TCA : #SkinnyTok : un phénomène qui inquiète

La Fédération française anorexie boulimie (FFAB) alerte sur l’engouement médiatique pour #SkinnyTok. Ce hashtag glorifie la maigreur extrême, culpabilise et diffuse des messages incitant à la métamorphose du corps, au prix de restrictions alimentaires à haut risque. Ce phénomène est marqué par son caractère massif et l’exposition d’enfants de 10 à 14 ans. Communiqué.
Une résurgence inquiétante
La pression sociale très ancienne exercée sur les corps, et en particulier le corps des femmes, ne diminue pas. Le premier phénomène numérique bien connu « pro-ana » a introduit la promotion de la maigreur de manière durable dans l’univers du web. Ce phénomène profond est un caméléon qui se fond dans chaque nouveau format, assurant une exposition continue à travers les générations à l’injonction au contrôle du corps, faisant fi de la réalité biologique de diversité des silhouettes et des métabolismes.
Vingt ans après l’apparition du mouvement « pro-ana », qui promouvait l’anorexie mentale comme un mode de vie, les formats ont évolué vers la promotion de contenus plus nombreux, rendu ultra accessibles, en grande quantité, via des algorithmes opaques. Le hashtag #thininspiration et bien d’autres ont envahi successivement les divers réseaux. Le dernier né est #SkinnyTok. Il résonne partout, d’abord sur les réseaux puis dans les médias, selon les modalités actuelles : plus rapides, plus intenses et éphémères.TikTok fonctionne selon une modalité addictive. Ses algorithmes proposent de brèves vidéos qui s’enchainent à l’infini et créent un effet de répétition quasi-hypnotique.

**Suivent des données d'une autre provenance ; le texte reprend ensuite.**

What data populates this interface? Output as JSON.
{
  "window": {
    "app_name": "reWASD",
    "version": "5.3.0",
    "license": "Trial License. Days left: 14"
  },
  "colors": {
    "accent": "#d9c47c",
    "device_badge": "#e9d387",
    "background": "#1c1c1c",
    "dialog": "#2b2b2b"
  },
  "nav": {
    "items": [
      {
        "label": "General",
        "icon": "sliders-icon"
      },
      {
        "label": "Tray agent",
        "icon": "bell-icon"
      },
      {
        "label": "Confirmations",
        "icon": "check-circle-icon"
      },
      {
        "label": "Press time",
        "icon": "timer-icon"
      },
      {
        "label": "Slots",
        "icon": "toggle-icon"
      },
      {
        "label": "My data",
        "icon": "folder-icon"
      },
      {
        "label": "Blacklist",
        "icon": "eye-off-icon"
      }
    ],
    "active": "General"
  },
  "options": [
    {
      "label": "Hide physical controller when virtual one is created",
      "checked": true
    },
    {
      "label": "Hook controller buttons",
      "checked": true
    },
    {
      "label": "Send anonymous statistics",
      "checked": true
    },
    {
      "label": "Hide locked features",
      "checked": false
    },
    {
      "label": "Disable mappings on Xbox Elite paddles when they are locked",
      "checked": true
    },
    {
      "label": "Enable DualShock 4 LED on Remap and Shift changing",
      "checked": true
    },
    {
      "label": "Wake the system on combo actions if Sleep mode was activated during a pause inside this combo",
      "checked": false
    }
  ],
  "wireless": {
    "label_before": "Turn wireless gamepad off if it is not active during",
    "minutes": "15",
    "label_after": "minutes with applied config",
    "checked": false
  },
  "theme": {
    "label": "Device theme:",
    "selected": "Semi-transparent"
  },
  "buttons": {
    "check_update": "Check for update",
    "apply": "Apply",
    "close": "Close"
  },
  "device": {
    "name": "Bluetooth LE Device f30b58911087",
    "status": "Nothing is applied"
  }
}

Une simple recherche suffit pour tomber sur des milliers de publications valorisant la restriction calorique, la culpabilisation après avoir mangé, ou la glorification de la maigreur. Certaines publications #SkinnyTok atteignent plusieurs millions de vues. Leurs auteurs, souvent perçus comme des modèles par des adolescents en quête d’identification, délivrent des messages violents :
• « J’espère que ce que tu as mangé vaut la peine d’être gros cet été »
• « 1000 kcal par jour max si tu veux être jolie »
Les commentaires laissés sous ces vidéos sont alarmants : « Je commente pour rester sur SkinnyTok« , « C’est ma motivation du jour« .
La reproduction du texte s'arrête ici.